Sure, there are niche places here and there that will manage to keep a good crowd. Some places have attractive patios. But what about all the suburban mom and pop shops with a view of a parking lot?
Unless the landlord gives you a break, your rent stays the same. Utilities are not that much different from being slow to being busy. Labor and production doesn’t scale linearly. I can do twice with 8 what I can do with 5.
A restaurant does not make money unless it is over 80-90% capacity. They just don’t. Now, maybe you can reformulate that business model, but it’s going to result in much higher prices.
I remember not all that long ago that there were those (I have no idea if it were any of you, and in fact, one of the biggest opponents is no longer with us) who argued that an increase in MW would cause restaurants to go out of business because they would have to raise their prices by 5%-10%. If a store has to operate at 50% capacity, they are going to need to raise their prices by a whole lot more than 10% to stay in the black.
Lots of little restaurants near me are family run, which means that most of their workers are in the same family. They are going to stay open because otherwise the family would still need to find work if they close, which is going to be tough.

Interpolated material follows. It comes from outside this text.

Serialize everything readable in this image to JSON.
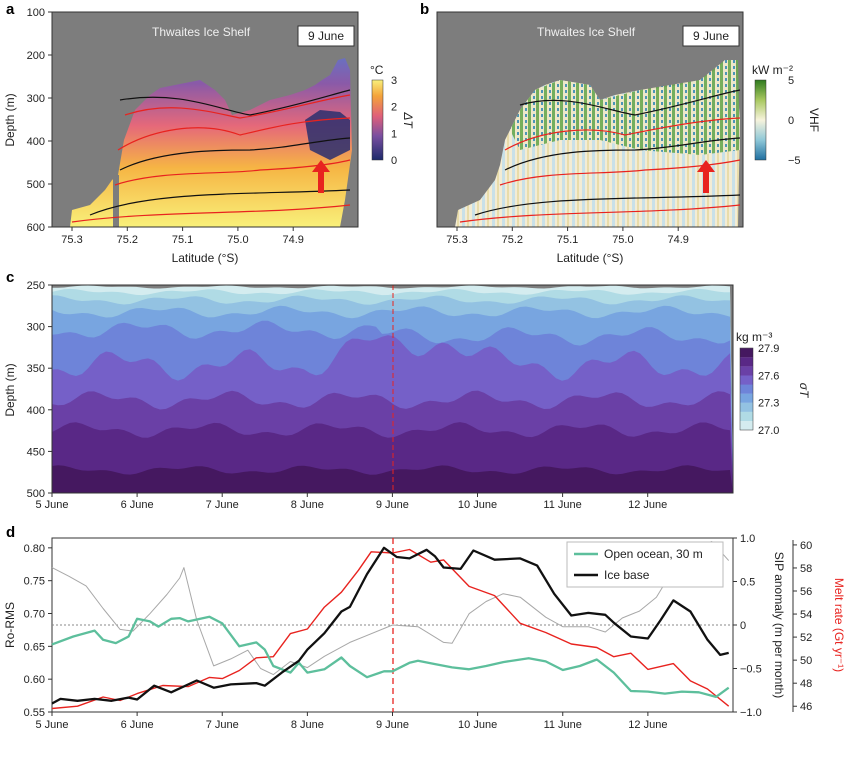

I wonder if more people working from home is going to hurt them going forward. It is a lot easier to cook if you have time during the day to do prep or start something. Take out or a restaurant is more appealing if you both get home at 7 pm. And there will be a lot more work from home than there used to be.
Cite? Because I see lots of restaurants, successful restaurants, which half or more table empty during lunch or dinner.
Mind you- most restaurants fail anyway.
On Friday and Saturday night though? Yeah, during the week they usually have specials to try to bring people in. But having to limit their peak attendance is going to mean raised prices if they want to stay in business. It definitely will happen since absolutely every restaurant will be facing the same constraint. Far fewer of them will survive because there won’t be the market at the prices that will be needed.
And of course, it depends on their business model. Do they do a ton of carry out and delivery and aren’t depending on alcohol sales? Or, is it a place with ok food for lunch but they do a massive finger food and happy hour business starting at 4? Maybe they do a ton of catering business and the walk in business is a bonus?
Are you complaining that you didn’t use the word “all”? :dubious:
If you see a Chinese place and nail salon in the same shopping center sometimes mom does nails and dad does the food. And of course mom and dad can help each other out too.